The Great Migration to a New Era—One That's Always Been True
2026-03-18 · 4 min read

Recently, I stumbled across the idea: don't be the best, be the only. It's a philosophy that really resonates with me, especially as AI ushers in a new era for developers and, increasingly, for knowledge workers more broadly. In conversations with peers, in group chats, and while doomscrolling on Twitter, I constantly see people claiming that AI will replace software developers, or even knowledge workers in general. I understand why people feel that way, but I'm still optimistic.
Part of that optimism comes from the fact that I don't think AI is creating an entirely new truth. I think it's making an old one harder to ignore. The people who become especially valuable are rarely just the ones who are the best at one isolated task.

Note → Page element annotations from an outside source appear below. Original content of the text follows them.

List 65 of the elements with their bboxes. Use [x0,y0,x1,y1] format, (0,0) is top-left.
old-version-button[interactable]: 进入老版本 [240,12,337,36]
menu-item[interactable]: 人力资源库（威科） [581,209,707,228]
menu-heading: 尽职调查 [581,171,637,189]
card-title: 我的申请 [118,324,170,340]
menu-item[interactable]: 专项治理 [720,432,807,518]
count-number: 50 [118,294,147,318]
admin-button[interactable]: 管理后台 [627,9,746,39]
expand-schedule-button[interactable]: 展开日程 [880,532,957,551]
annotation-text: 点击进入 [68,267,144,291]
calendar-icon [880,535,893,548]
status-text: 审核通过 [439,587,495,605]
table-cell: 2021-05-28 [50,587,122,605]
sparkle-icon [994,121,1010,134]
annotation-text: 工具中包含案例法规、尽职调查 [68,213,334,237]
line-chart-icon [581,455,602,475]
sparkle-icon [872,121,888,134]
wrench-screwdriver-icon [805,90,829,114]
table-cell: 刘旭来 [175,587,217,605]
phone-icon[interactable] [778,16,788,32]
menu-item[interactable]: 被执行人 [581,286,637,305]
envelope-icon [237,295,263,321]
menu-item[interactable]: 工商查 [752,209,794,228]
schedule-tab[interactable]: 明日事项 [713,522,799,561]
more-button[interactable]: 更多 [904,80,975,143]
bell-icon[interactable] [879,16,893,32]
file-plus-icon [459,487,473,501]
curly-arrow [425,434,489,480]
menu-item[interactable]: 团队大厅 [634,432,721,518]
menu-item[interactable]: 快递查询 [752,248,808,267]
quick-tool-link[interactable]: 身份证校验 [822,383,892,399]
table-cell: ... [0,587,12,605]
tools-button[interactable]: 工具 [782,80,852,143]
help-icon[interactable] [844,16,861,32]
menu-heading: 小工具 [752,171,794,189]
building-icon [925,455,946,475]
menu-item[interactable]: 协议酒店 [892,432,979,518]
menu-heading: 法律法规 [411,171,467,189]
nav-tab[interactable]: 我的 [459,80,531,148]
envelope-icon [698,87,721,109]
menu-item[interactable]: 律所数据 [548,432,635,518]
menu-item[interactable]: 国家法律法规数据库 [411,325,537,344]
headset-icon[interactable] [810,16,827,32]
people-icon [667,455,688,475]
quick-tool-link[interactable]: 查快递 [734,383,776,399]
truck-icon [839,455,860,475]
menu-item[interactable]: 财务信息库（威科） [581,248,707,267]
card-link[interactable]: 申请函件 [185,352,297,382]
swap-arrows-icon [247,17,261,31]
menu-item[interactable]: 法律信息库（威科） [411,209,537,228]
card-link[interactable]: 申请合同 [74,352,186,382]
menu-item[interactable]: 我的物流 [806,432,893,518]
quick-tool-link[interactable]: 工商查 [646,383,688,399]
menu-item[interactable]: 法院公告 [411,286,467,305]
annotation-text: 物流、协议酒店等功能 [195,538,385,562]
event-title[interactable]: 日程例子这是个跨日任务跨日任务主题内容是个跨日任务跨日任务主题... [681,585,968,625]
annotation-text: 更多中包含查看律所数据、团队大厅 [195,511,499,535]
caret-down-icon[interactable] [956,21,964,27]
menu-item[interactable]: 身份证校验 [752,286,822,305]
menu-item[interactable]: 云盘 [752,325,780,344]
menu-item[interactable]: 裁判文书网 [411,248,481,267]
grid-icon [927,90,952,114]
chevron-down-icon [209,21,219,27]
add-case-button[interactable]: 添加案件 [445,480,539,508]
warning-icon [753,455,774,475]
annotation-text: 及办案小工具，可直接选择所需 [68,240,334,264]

More often, they are the ones who combine depth, judgment, taste, and context in a way that makes them uniquely effective.
The Real Migration
To me, that's the real migration happening right now. It's not a migration away from expertise, and it's not a migration toward shallow generalism. It's a migration away from being valued primarily for executing clearly defined tasks, and toward being valued for connecting domains, owning outcomes, and operating well in ambiguity.
That doesn't mean expertise stops mattering. Deep specialists will still be mission-critical, and there will always be work that demands real mastery. But for most people, the better path is not breadth instead of depth. It's enough depth to be credible, combined with enough breadth to contribute across adjacent domains and enough judgment to know how those pieces fit together.
AI Reshapes the Equation
This is where AI changes the shape of the equation. Traditionally, breadth often meant having shallow familiarity across a lot of areas, while depth meant going very far in one. In the AI era, breadth can increasingly mean real working competence across several adjacent areas. AI can help people get to useful competence much faster than before. That is not the same thing as expertise. Expert-level judgment is still hard-earned, contextual, and difficult to achieve. But it does mean the gap between "I know nothing about this" and "I can meaningfully contribute here" is getting smaller.
A rough way to think about it is that a relatively small amount of focused practice can already make someone surprisingly capable in many fields. AI seems to compress that process even further—not because it magically turns people into experts, but because it lowers the cost of learning, experimenting, getting feedback, and building momentum in adjacent domains. The result is that more people can develop multiple areas of real capability, not just surface-level awareness.
Where Value Actually Accrues
Coming from startups for most of my career, along with consulting and contracting work on the side, that has become increasingly clear to me. The people who create disproportionate value are usually not the ones who stay boxed into a single lane. They are the ones who can move between building, communicating, prioritizing, analyzing, and shipping. More importantly, they are often the ones who can navigate vague problem spaces—situations where the goal is unclear, the constraints are changing, and the path forward isn't already written down.
A lot of the highest-value work looks like this. It starts with a messy business need, a half-formed product idea, an operational bottleneck, or a user problem that nobody has framed well yet. The people who stand out are the ones who can bring structure to that ambiguity: define the problem, ask the right questions, pull in the right context, and turn uncertainty into momentum.
The Premium Shifts
For an engineer, that might mean moving between code, product sense, communication, and business context. For another knowledge worker, it might mean some other mix of writing, strategy, operations, research, and execution. The exact combination changes, but the pattern stays the same. Value accrues to people who can pair real capability with the ability to navigate ambiguity and drive outcomes across functions.
That's why I think AI amplifies this dynamic rather than replacing it. As the execution of well-scoped tasks becomes cheaper and more accessible, the premium shifts even further toward judgment, synthesis, prioritization, and ownership. AI can generate options and accelerate delivery, but it still works best when someone can define the problem, choose the tradeoffs, and decide what actually matters. The people who thrive won't just be the ones who can do one task better than everyone else. They'll be the ones who can combine multiple capabilities into something that is hard to replicate.